Assad's use of murder, torture and abuse against unarmed, courageous Syrians is perilously close to remaining just another occasional media story since it is so pervasive, consistent and, well, "expected" from a regime that has defied every call from the international community to cease and desist. Moreover, unlike his more hapless Libyan counterpart who permitted global media access to Libya, Assad has sealed Syria off.
To his undeserving credit, Assad's ploy has limited media coverage of the popular revolt against his regime. Regrettably, most media outlets are still giving short shrift to the stories of human rights abuses inside Syria because they are unable to report from inside the prison-state.
Given the unyielding escalation of terror emanating from Syria in recent days, the fortitude and courage of the Syrian people warrants greater international coverage and a full-fledged effort to bring Assad and his cohorts to justice.
One way to help persecuted Syrians is for the United States government to play a more proactive role with Syrian opposition leaders. This would publicize and highlight these abuses, and galvanize greater international support to bring an indictment against Assad and his family before the International Criminal Court. Indeed, like Gaddafi, Assad has now earned a one-way ticket to The Hague.
However belatedly (and I have been quite vocal about her tardiness), Secretary of State Clinton has finally embraced a more aggressive stance against Syria in recent days, and is putting her considerable diplomatic skills to work to compel the European Union to ban the sale of Syrian oil to Europe -- Assad's monetary lifeline that is greatly helping to maintain the regime's killing fields throughout Syria. This may happen at an EU meeting in Poland this weekend.
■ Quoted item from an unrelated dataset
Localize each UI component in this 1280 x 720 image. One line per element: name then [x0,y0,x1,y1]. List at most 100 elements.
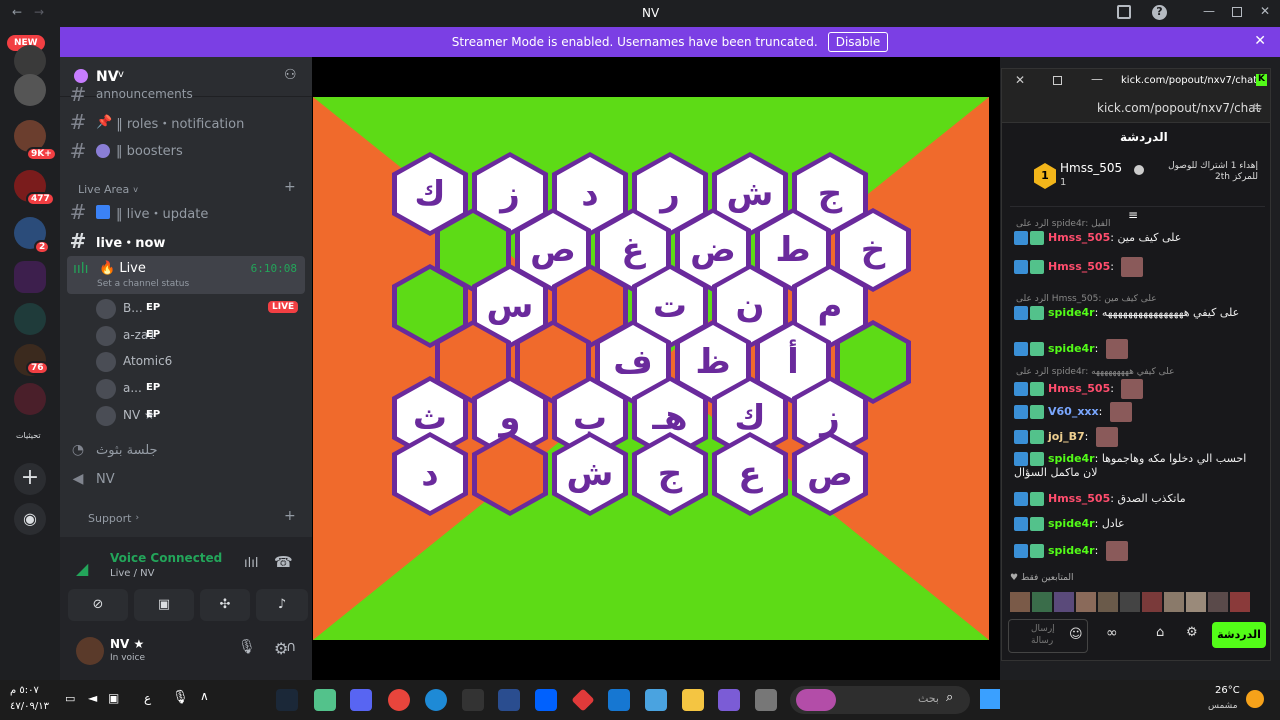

But despite the mounting evidence of international war crimes, the United Nations Security Council has so far failed to come to the Syrian peoples' rescue. Ten days ago Britain and France circulated a draft resolution against Syria aimed at imposing a weapons embargo on Syria. Russia is holding the UN hostage, dragging its feet along with China to filibuster any concerted action against Syria in spite of the overwhelming evidence of human rights violations. Both are determined to prevent any concerted international action against Assad. For both countries it takes one to know one, after all.
American and international supporters of a free Syria need to do much more to encourage media outlets to report more regularly on developments inside Syria. Leaders of the Syrian opposition, meeting shortly in Istanbul, also deserve to have far more media focused on their efforts, to solicit regularly from them the smuggled reports they themselves can transmit to a greater international audience from secret sources inside Syria.
With the U.S. government and the EU more determined to turn the screws on Assad, the Syrian people deserve to know that their cries are being heard and that the world is watching and witnessing another sad chapter of a dynasty that has more blood on its hands now than virtually any other throughout the Arab world. Assad, after all, is truly a State Sponsor of Terror in every meaning of that phrase.